Wife, me fished at Folly Beach Pier yesterday. One thing, that pier is very fishing fraindly.

Got there around 6:20 am in the morning, fished till around 10:00 am. Went back again around 5:00 pm and fished till 10:00 pm.

Water temperature in the surf is at boiling point.

In the morning I caught one 12 inch trout (not a keeper, had to let it go) on mud minnow. The older local gentleman next to me caught number of keeper trout and sheepsheads right from the surf. One guy caught a good size flounder.

We caught cooler full croaker, whiting, spot and few blues.

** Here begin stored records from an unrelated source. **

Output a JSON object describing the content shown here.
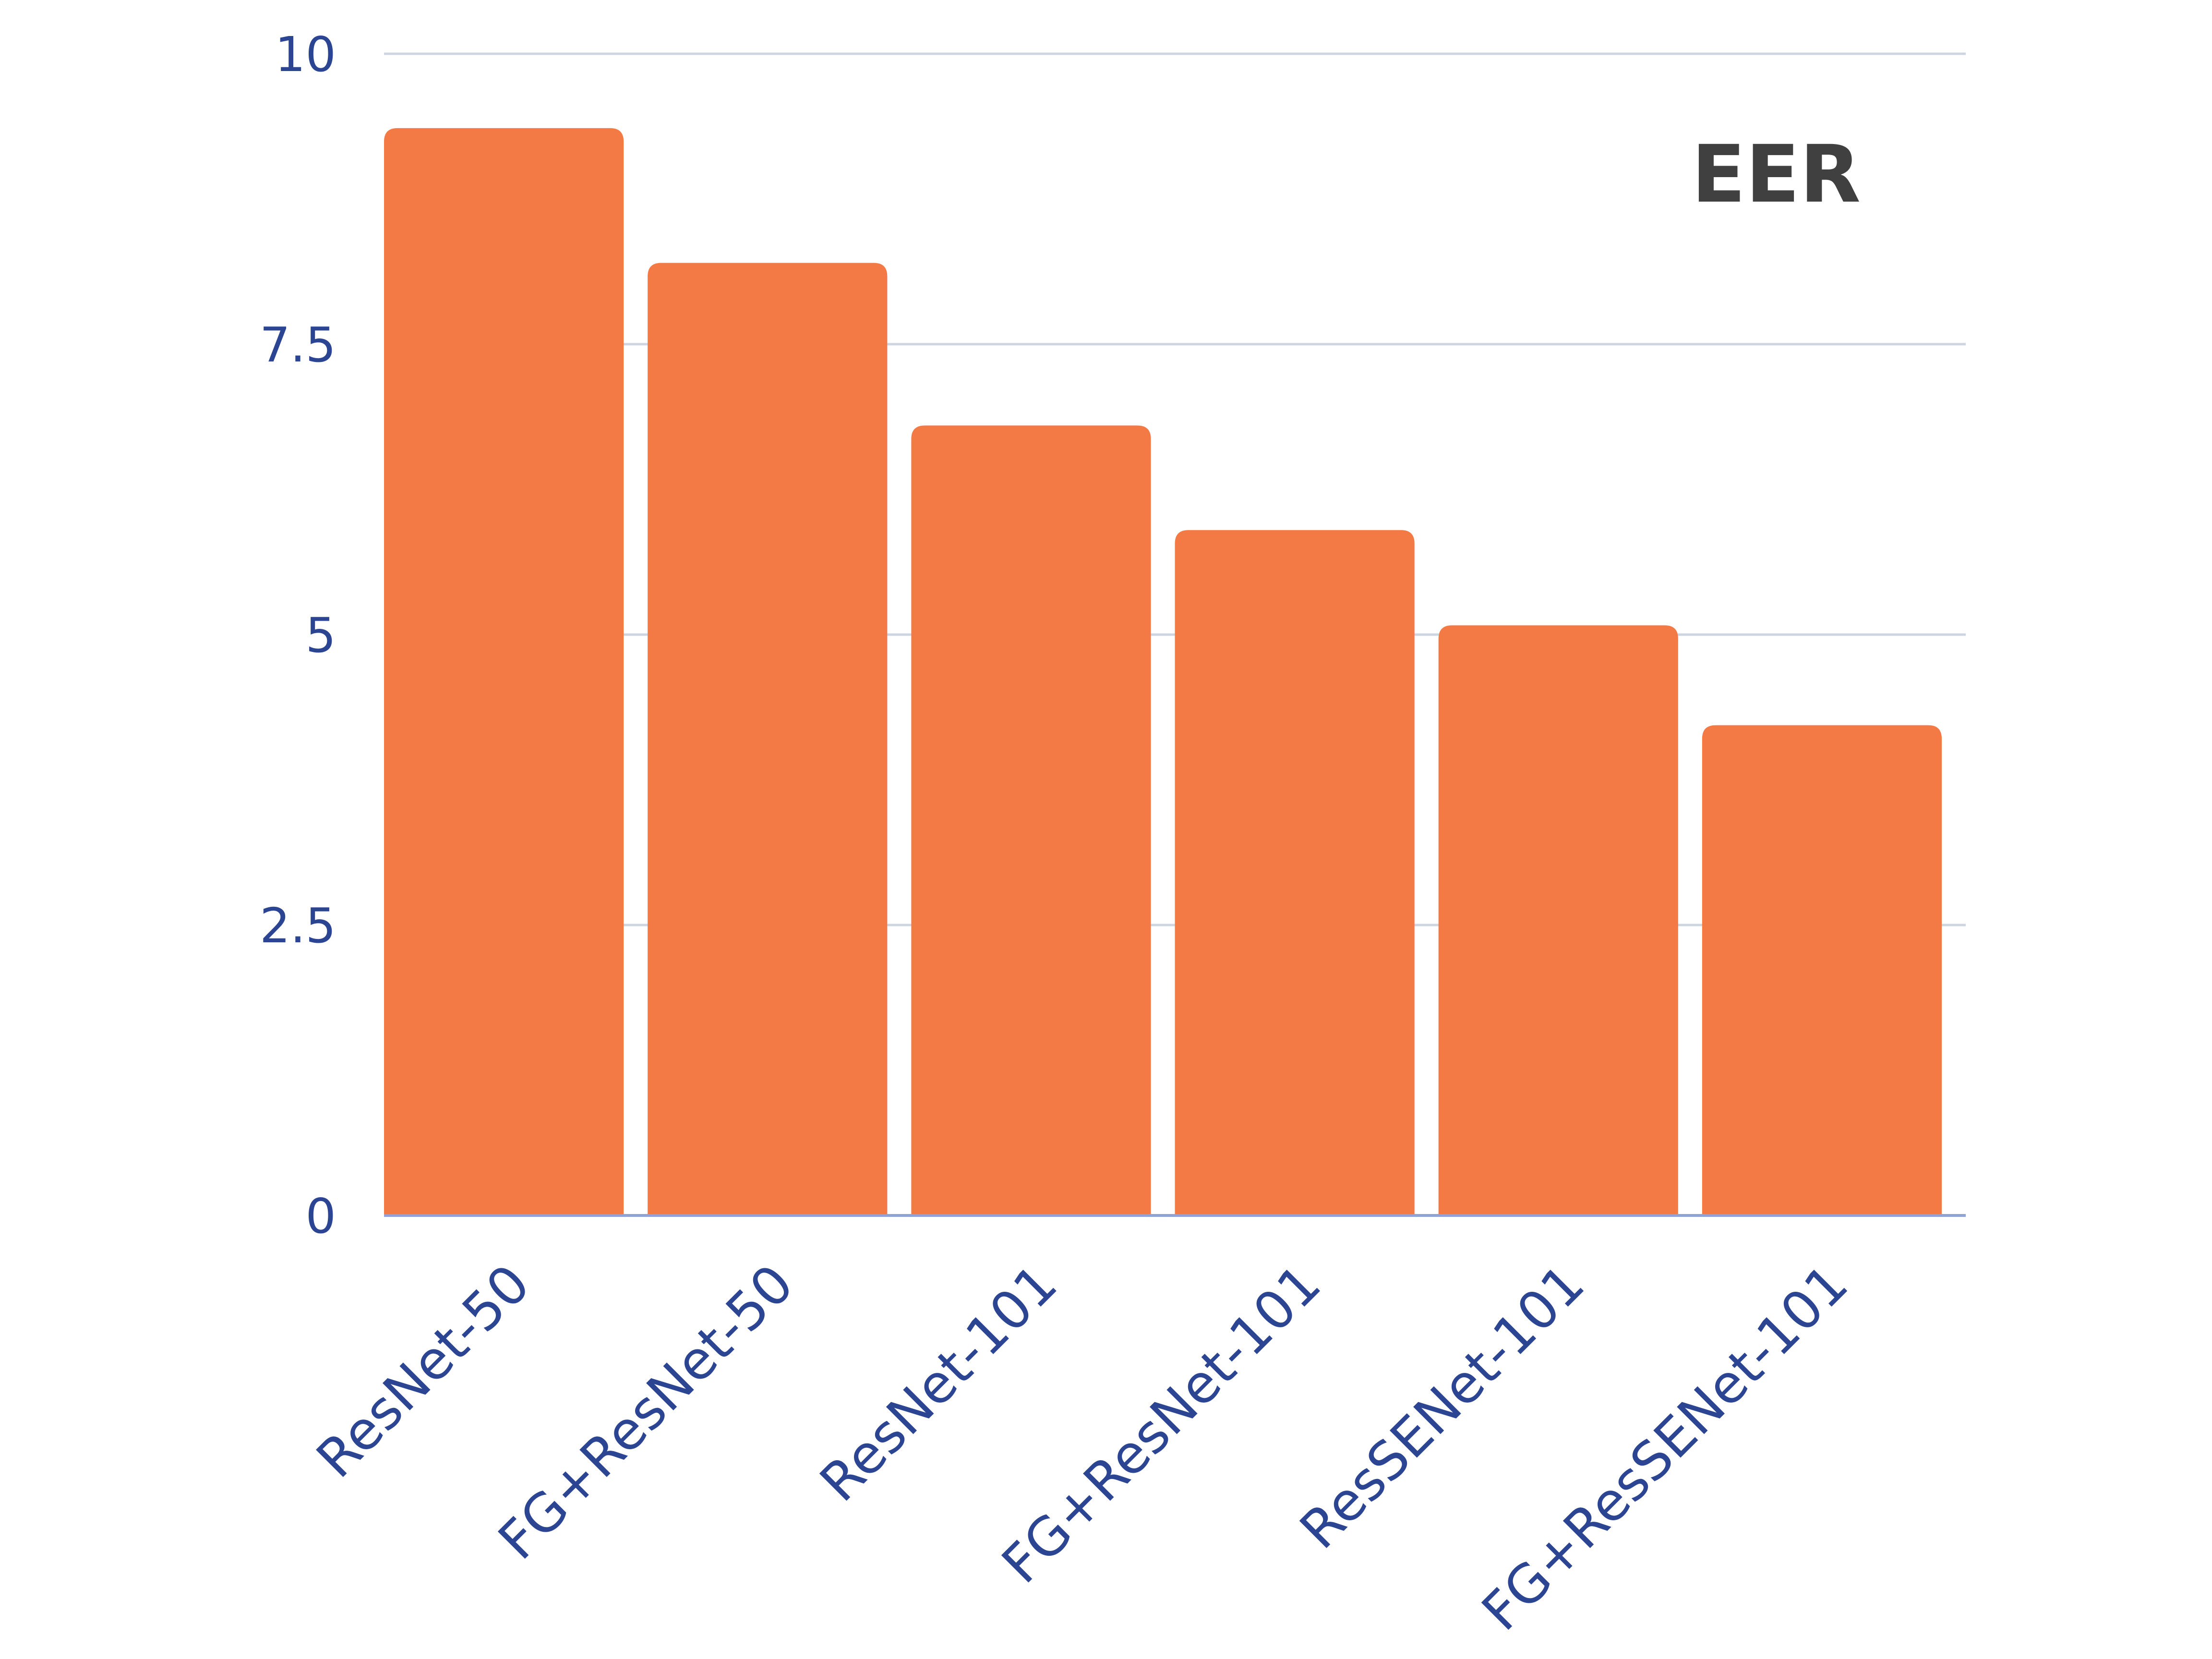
{
  "chart_data": {
    "type": "bar",
    "categories": [
      "ResNet-50",
      "FG+ResNet-50",
      "ResNet-101",
      "FG+ResNet-101",
      "ResSENet-101",
      "FG+ResSENet-101"
    ],
    "series": [
      {
        "name": "EER",
        "values": [
          9.36,
          8.2,
          6.8,
          5.9,
          5.08,
          4.22
        ],
        "color": "#f37945"
      }
    ],
    "ylim": [
      0,
      10
    ],
    "yticks": [
      0,
      2.5,
      5,
      7.5,
      10
    ],
    "ytick_labels": [
      "0",
      "2.5",
      "5",
      "7.5",
      "10"
    ],
    "grid": true,
    "legend_placement": "top-right",
    "title": "",
    "xlabel": "",
    "ylabel": "",
    "colors": {
      "bar": "#f37945",
      "grid": "#cdd5e0",
      "axis": "#8fa3d6",
      "tick_text": "#2b4593",
      "legend_text": "#404040"
    }
  }
}
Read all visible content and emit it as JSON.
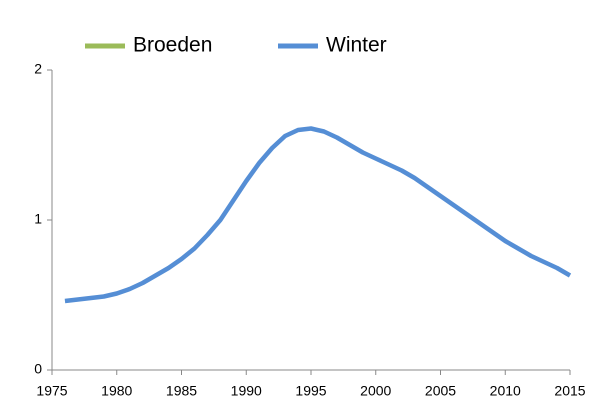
{
  "chart_data": {
    "type": "line",
    "x": [
      1976,
      1977,
      1978,
      1979,
      1980,
      1981,
      1982,
      1983,
      1984,
      1985,
      1986,
      1987,
      1988,
      1989,
      1990,
      1991,
      1992,
      1993,
      1994,
      1995,
      1996,
      1997,
      1998,
      1999,
      2000,
      2001,
      2002,
      2003,
      2004,
      2005,
      2006,
      2007,
      2008,
      2009,
      2010,
      2011,
      2012,
      2013,
      2014,
      2015
    ],
    "series": [
      {
        "name": "Broeden",
        "color": "#9bbb59",
        "values": [
          null,
          null,
          null,
          null,
          null,
          null,
          null,
          null,
          null,
          null,
          null,
          null,
          null,
          null,
          null,
          null,
          null,
          null,
          null,
          null,
          null,
          null,
          null,
          null,
          null,
          null,
          null,
          null,
          null,
          null,
          null,
          null,
          null,
          null,
          null,
          null,
          null,
          null,
          null,
          null
        ]
      },
      {
        "name": "Winter",
        "color": "#558ed5",
        "values": [
          0.46,
          0.47,
          0.48,
          0.49,
          0.51,
          0.54,
          0.58,
          0.63,
          0.68,
          0.74,
          0.81,
          0.9,
          1.0,
          1.13,
          1.26,
          1.38,
          1.48,
          1.56,
          1.6,
          1.61,
          1.59,
          1.55,
          1.5,
          1.45,
          1.41,
          1.37,
          1.33,
          1.28,
          1.22,
          1.16,
          1.1,
          1.04,
          0.98,
          0.92,
          0.86,
          0.81,
          0.76,
          0.72,
          0.68,
          0.63
        ]
      }
    ],
    "xlim": [
      1975,
      2015
    ],
    "xticks": [
      1975,
      1980,
      1985,
      1990,
      1995,
      2000,
      2005,
      2010,
      2015
    ],
    "ylim": [
      0,
      2
    ],
    "yticks": [
      0,
      1,
      2
    ],
    "grid": false
  }
}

One thing for sure, saltwater fishing is totally different ballgame from fresh water fishing. I used to thing, buy cut mullet and throw in water to catch red, my experience said its not that easy. Crab will nicely eat you cut bait and leaves the bone. Crab will eat anything I throw up there. When some chopper fish cutting my live bait and just leaving the head dangling on the hook, I started hooking them at the back then found out my bait fish and hook both gone.

Quick question to you guys, will using heavier line save my live bait from the toothe choppers?.

Thanks


----------



## Danman (Dec 13, 2007)

Nice fish pictures


----------



## MadDawgJ (Apr 16, 2016)

When the small toothies (like blues) are around I usually use hooks snelled with nylawire. It's just a thin nylon coated cable but it's pretty bite resistant and the sharks don't even mind it.


----------



## Khondker (Aug 17, 2012)

MadDawgJ said:


> When the small toothies (like blues) are around I usually use hooks snelled with nylawire. It's just a thin nylon coated cable but it's pretty bite resistant and the sharks don't even mind it.


Thanks a lot, I will be start looking online, hopefully will found some snelled with circle hook.


----------